Jean-Paul’s Rating: 3/5 stars
Bottom Line: Put Harriet Tubman on the $20 bill now. Good movie, but doesn’t do Tubman nearly enough justice.
Harriet Tubman (Cynthia Erivo) is one of those people that you would swear was made up if there weren’t so much evidence that she existed and that she actually did what was claimed she did. It is impossible to condense her life into a two hour movie and do her legacy any justice whatsoever. Her life really deserves to be a one season series on the streaming service of your choice. That said, “Harriet” does a decent job within the time allotted. It faithfully portrays the brutal realities of slavery and introduces Harriet Tubman to a probable much larger audience than would normally know of her exploits beyond her being associated with the Underground Railroad.

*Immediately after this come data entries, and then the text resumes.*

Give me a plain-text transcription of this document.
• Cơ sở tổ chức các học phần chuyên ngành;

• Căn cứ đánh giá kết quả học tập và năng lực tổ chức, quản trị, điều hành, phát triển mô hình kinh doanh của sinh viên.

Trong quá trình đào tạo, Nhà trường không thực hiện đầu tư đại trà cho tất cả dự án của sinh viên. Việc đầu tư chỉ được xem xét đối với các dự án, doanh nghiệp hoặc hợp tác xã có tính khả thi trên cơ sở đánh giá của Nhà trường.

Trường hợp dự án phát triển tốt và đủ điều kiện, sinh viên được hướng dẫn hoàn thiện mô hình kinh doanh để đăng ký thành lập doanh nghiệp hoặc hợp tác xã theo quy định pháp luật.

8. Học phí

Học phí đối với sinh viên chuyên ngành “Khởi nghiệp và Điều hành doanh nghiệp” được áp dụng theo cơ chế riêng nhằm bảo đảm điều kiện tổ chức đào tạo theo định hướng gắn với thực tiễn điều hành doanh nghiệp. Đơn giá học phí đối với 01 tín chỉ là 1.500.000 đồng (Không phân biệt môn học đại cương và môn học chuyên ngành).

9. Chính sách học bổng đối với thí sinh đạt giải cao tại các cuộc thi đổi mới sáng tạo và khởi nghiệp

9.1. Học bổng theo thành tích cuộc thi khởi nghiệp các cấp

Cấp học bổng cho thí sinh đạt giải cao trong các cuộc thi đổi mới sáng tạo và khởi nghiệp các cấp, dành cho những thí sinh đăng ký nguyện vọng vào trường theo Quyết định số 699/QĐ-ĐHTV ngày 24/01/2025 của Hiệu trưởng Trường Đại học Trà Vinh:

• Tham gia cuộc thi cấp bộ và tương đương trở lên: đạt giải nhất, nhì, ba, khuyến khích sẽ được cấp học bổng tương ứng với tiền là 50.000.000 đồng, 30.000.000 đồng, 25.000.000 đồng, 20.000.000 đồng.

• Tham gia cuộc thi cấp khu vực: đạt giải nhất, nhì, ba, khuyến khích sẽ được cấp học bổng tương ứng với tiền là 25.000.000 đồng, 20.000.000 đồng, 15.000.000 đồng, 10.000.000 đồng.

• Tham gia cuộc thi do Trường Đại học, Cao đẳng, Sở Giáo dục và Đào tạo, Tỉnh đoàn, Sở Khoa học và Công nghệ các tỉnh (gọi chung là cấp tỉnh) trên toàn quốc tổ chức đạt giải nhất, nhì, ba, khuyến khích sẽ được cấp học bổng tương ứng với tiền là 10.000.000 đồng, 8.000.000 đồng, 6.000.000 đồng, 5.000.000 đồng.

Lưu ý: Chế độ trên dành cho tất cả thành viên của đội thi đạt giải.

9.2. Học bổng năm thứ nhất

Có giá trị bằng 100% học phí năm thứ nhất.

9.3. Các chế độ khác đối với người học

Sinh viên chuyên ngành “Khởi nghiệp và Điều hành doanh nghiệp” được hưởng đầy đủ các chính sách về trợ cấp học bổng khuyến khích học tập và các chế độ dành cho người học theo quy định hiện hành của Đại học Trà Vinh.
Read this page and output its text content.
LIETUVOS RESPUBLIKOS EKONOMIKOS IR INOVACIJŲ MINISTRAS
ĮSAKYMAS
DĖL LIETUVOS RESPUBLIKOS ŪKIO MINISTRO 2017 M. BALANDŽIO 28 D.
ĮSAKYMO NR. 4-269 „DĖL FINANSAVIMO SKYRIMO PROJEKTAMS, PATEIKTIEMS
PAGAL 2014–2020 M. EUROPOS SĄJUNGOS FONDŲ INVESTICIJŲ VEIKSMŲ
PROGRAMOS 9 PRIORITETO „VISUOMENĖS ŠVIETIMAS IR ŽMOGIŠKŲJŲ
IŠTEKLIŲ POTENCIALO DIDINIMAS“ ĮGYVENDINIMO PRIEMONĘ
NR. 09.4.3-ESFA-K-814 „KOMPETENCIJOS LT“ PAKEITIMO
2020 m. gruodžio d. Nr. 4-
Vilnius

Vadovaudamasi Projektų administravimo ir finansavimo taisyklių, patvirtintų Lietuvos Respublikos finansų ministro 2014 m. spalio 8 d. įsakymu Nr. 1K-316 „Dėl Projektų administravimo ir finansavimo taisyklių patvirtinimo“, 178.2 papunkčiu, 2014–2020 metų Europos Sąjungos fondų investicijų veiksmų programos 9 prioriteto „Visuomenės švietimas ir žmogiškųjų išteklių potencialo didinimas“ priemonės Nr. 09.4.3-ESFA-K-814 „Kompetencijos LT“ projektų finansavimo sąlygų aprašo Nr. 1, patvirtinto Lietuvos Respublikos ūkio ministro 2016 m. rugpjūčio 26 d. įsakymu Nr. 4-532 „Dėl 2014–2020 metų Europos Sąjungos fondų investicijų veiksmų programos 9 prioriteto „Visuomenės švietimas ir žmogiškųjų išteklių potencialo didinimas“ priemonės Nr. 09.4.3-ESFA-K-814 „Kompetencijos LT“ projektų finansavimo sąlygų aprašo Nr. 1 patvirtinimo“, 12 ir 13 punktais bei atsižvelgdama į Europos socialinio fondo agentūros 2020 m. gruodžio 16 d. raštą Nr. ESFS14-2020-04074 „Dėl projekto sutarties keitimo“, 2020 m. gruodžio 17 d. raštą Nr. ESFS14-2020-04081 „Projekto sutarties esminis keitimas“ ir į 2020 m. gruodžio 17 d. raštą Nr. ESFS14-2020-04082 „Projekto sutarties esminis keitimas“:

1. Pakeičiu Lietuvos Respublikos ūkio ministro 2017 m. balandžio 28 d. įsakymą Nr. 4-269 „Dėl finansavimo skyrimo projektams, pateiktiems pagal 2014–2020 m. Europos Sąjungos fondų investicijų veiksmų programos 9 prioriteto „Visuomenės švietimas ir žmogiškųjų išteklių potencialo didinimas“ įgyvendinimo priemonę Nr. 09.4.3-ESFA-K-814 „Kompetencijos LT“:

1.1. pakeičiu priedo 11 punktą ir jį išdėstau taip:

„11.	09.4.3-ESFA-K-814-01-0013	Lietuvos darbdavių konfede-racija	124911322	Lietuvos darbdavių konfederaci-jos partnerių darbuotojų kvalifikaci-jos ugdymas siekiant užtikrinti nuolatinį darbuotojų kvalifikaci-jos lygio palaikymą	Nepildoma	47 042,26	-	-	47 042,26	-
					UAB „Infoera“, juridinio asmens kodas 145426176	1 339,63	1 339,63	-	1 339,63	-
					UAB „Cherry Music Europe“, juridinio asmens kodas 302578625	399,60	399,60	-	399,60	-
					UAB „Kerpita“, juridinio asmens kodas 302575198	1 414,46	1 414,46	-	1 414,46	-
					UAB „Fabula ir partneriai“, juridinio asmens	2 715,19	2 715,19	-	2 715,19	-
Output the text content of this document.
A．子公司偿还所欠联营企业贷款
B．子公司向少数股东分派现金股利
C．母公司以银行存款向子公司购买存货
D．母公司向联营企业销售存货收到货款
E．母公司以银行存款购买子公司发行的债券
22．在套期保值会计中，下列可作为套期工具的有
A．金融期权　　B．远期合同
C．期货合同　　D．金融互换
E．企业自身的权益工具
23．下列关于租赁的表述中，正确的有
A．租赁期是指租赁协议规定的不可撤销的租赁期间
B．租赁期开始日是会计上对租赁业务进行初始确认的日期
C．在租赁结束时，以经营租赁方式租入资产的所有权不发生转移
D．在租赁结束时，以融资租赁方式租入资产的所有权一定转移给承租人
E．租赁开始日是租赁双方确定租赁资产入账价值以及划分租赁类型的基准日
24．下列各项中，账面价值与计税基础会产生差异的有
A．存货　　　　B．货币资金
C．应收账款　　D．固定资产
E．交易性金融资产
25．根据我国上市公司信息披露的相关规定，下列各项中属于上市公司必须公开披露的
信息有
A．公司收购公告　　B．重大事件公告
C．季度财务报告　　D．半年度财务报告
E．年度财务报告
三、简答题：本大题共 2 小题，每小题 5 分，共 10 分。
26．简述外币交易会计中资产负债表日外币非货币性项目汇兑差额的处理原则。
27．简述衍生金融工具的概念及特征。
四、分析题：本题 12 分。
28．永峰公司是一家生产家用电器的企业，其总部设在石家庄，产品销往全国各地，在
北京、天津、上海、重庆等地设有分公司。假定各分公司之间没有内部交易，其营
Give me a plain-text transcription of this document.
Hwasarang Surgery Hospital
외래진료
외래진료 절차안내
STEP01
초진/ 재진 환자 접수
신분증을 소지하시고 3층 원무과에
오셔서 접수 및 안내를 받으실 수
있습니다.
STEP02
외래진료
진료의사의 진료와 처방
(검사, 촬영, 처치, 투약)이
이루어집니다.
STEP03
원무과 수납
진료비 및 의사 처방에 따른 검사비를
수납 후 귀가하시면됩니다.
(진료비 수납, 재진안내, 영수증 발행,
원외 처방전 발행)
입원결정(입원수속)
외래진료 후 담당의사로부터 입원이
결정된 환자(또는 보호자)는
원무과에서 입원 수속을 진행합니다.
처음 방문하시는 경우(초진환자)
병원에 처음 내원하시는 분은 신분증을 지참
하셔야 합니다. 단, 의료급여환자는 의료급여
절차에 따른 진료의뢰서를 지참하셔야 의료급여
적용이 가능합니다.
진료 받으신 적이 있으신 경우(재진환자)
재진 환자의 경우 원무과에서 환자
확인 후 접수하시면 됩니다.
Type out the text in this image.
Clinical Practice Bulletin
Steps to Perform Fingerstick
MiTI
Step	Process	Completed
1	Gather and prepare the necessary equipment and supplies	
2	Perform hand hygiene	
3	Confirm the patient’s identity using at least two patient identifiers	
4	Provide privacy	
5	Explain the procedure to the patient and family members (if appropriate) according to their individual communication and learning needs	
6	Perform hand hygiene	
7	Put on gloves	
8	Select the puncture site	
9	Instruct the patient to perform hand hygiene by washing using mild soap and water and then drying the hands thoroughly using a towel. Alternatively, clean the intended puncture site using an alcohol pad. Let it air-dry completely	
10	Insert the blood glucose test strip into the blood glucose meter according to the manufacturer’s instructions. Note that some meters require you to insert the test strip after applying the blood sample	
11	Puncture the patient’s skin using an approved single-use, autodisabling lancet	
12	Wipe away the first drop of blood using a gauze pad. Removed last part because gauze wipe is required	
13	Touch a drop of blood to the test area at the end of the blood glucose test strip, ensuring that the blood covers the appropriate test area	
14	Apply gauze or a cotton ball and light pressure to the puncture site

The movie’s biggest failing is its insistence on again and again relying on Harriet Tubman’s prophetic “visions”. Tubman had a very serious head injury when she was young and it likely caused her to have epileptic seizures the rest of her life. It was during these seizures that Tubman would have her visions. All evidence points to Tubman seriously believing that these visions were God speaking directly to her. She was a woman of mighty faith. In the movie, they keep happening at key points and the visions would tell her what to do and where to go. This gets a bit too ahistorical for me and it is done at the expense of telling more about her actual deeds.
There is also this weird need for an enemy in the movie and that is accomplished through more ahistorical use of Tubman’s “owner” Gideon Brodess (Joe Alwyn). In the movie, he furiously hunts her down and placates the audience with the final showdown the studios think the audience wants. I do understand that stories about real people are notoriously hard to end, but couldn’t the filmmakers relied on some real life harrowing moment to end the movie? Or was Tubman’s life not harrowing enough?
“Harriet” is still a good movie and the acting is really good in it. My disappointment is more in wanting Tubman to have justice than in the quality of the movie. She seriously deserves to be on our $20 bill and I sincerely hope we have a non-racist President next to put her back on track to be there.